Alphabet’s Up-to-$40 Billion Anthropic Bet Rewires the AI Power Map
Alphabet’s plan to invest up to USD 40 billion (approx. RM184 billion) in Anthropic marks one of the most aggressive moves yet in the cloud AI race. Anthropic confirmed an initial USD 10 billion (approx. RM46 billion) cash infusion at a USD 350 billion (approx. RM1.61 trillion) valuation, with another USD 30 billion (approx. RM138 billion) contingent on performance milestones. In exchange, the startup will lean heavily on Google’s custom chips and cloud infrastructure to power its fast-growing Anthropic AI models, including the Claude family. That deepens Anthropic’s dependence on Google Cloud even as the company also inks massive infrastructure deals with other providers and specialists. Alphabet is effectively trading capital and compute for privileged access to a leading model lab, positioning Google Cloud as the default home for Anthropic’s workloads and tightening the link between its data centers, its AI hardware stack, and a top-tier frontier model provider.

Clouds Are Weaponising Model Labs in the Enterprise AI Stack Battle
The Google Anthropic investment lands amid a broader scramble by hyperscale clouds to anchor their platforms with exclusive or preferential model access. Amazon has separately outlined plans to increase its own financial and infrastructure commitments to Anthropic, while Anthropic has pledged massive long‑term spend on Amazon Web Services technology and other compute providers. For enterprises, this signals a shift from generic “AI-ready” clouds to vertically integrated AI platforms where the foundational model, accelerator chips, and managed services are tightly bundled. Google’s stake in Anthropic gives it leverage over a model vendor whose revenue run‑rate has already surged into the tens of billions, and whose Claude Code and Claude family tools have become central to developer and enterprise workflows. The result is an AI market where capital, compute, and distribution are intertwined, and where choosing a model increasingly implies choosing a primary cloud.

Google Cloud and Vista Push Agentic AI Deeper into Enterprise Software
Alongside its Anthropic stake, Google is using strategic partnerships to pull enterprise applications onto its agentic AI cloud. At Google Cloud Next ’26, Google Cloud and Vista Equity Partners announced a wide‑ranging agreement to accelerate agentic AI across Vista’s portfolio of more than 90 enterprise software companies, which collectively serve over 2.5 million enterprise customers and 750 million users. Vista portfolio firms gain streamlined access to Google’s enterprise AI stack: Gemini models, AI Hypercomputer, and Gemini Enterprise, a platform for building AI agents that can operate across multiple systems. Google is also assigning forward‑deployed engineers to co‑design solutions, while Vista offers a distribution channel into mission‑critical software already embedded in corporate workflows. This is a textbook ecosystem play: make Google the default agentic AI cloud inside the SaaS vendors that enterprises already rely on, effectively seeding Google’s enterprise AI stack at the application tier.
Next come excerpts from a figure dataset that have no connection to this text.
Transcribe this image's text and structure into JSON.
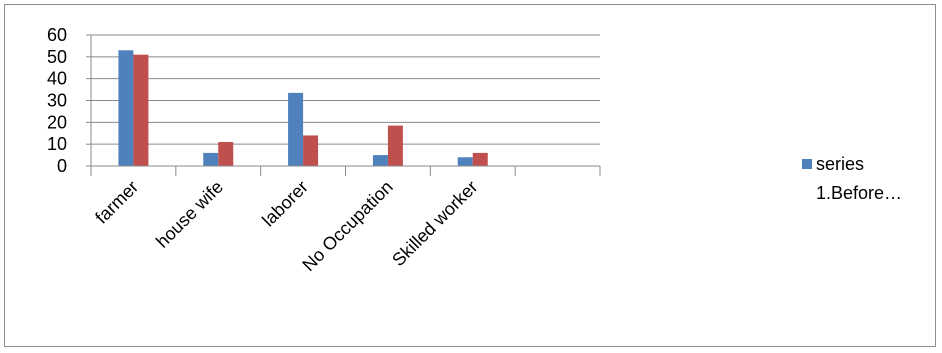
{
  "chart_data": {
    "type": "bar",
    "categories": [
      "farmer",
      "house wife",
      "laborer",
      "No Occupation",
      "Skilled worker",
      ""
    ],
    "series": [
      {
        "name": "series 1.Before…",
        "color": "#4F81BD",
        "values": [
          53,
          6,
          33.5,
          5,
          4,
          null
        ]
      },
      {
        "color": "#C0504D",
        "values": [
          51,
          11,
          14,
          18.5,
          6,
          null
        ]
      }
    ],
    "yticks": [
      "0",
      "10",
      "20",
      "30",
      "40",
      "50",
      "60"
    ],
    "ylim": [
      0,
      60
    ],
    "grid": true,
    "legend": {
      "position": "right",
      "lines": [
        "series",
        "1.Before…"
      ]
    }
  }
}
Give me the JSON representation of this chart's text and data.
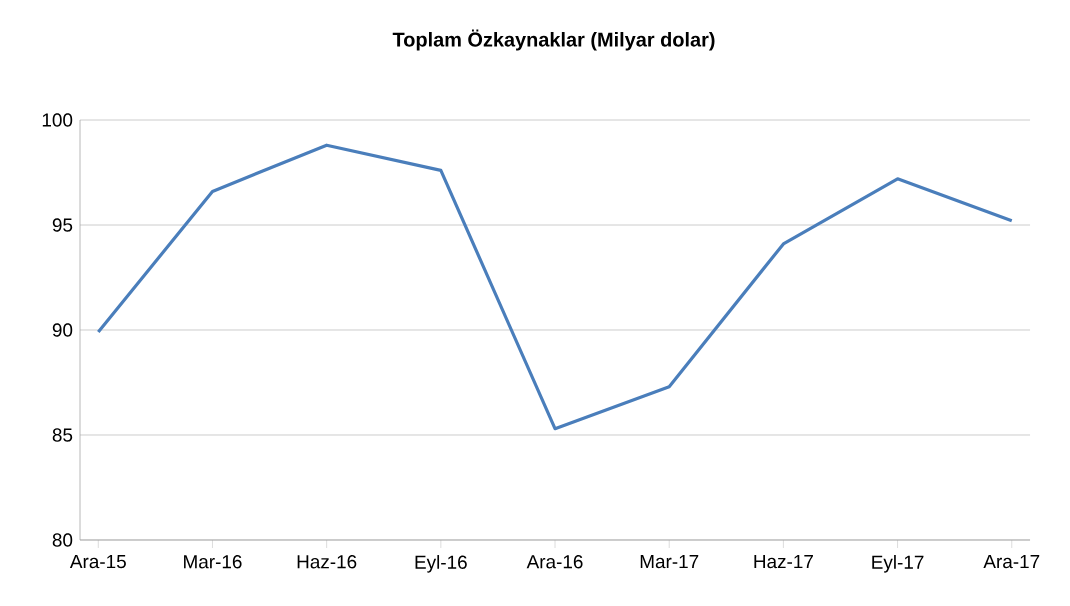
{
  "chart_data": {
    "type": "line",
    "title": "Toplam Özkaynaklar (Milyar dolar)",
    "categories": [
      "Ara-15",
      "Mar-16",
      "Haz-16",
      "Eyl-16",
      "Ara-16",
      "Mar-17",
      "Haz-17",
      "Eyl-17",
      "Ara-17"
    ],
    "series": [
      {
        "color": "#4a7ebb",
        "values": [
          89.9,
          96.6,
          98.8,
          97.6,
          85.3,
          87.3,
          94.1,
          97.2,
          95.2
        ]
      }
    ],
    "ylim": [
      80,
      100
    ],
    "yticks": [
      80,
      85,
      90,
      95,
      100
    ],
    "grid": "y",
    "legend": false,
    "marker": "none",
    "line_style": "solid"
  }
}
Onix’s Wingspan 2.0 Shows the ‘AI‑First Enterprise’ Vision on Google Cloud
Partner announcements at Google Cloud Next ’26 illustrate how Google wants its AI infrastructure to be the backbone of an ‘AI‑first enterprise’ vision. Onix, a long‑time Google Cloud partner, unveiled Wingspan 2.0, an agentic AI platform positioned as an Enterprise Intelligence Fabric. It promises three‑times faster modernization and more than 50% reductions in manual effort by combining agentic AI with deep business context. The core concept, a Semantic Twin, acts as a living intelligence layer that maps an organization’s data, system dependencies, and business context to give AI agents the connective tissue they need to operate with extremely high data validation accuracy. By orchestrating modernization and operations with autonomous, purpose‑built agents, Wingspan 2.0 is designed to move customers from scattered AI pilots to operational, enterprise‑wide deployments, all running on Google’s agentic AI cloud and reinforcing the stickiness of its enterprise AI stack.
Locked-In Stacks vs Multi‑Cloud: The Strategic Choice for Enterprises
Taken together, Alphabet’s Anthropic commitment and Google Cloud’s ecosystem moves signal a two‑pronged strategy: own both the foundational models and the application layer of the enterprise AI stack. Equity stakes in model labs secure access to frontier Anthropic AI models and drive massive compute demand into Google’s infrastructure. Partnerships with investors like Vista and platforms such as Onix’s Wingspan 2.0 push enterprises toward an agentic AI architecture that is tightly integrated with Google Cloud. For CIOs, the upside is clear: speed, performance, and pre‑integrated tooling that can help move from experimentation to production. The trade‑off is long‑term dependence on a single vendor’s agentic AI cloud, with implications for pricing power, interoperability, and exit options. As the AI software platform market accelerates on the back of cloud adoption, the strategic question becomes whether to embrace an integrated stack or insist on a more open, multi‑cloud path.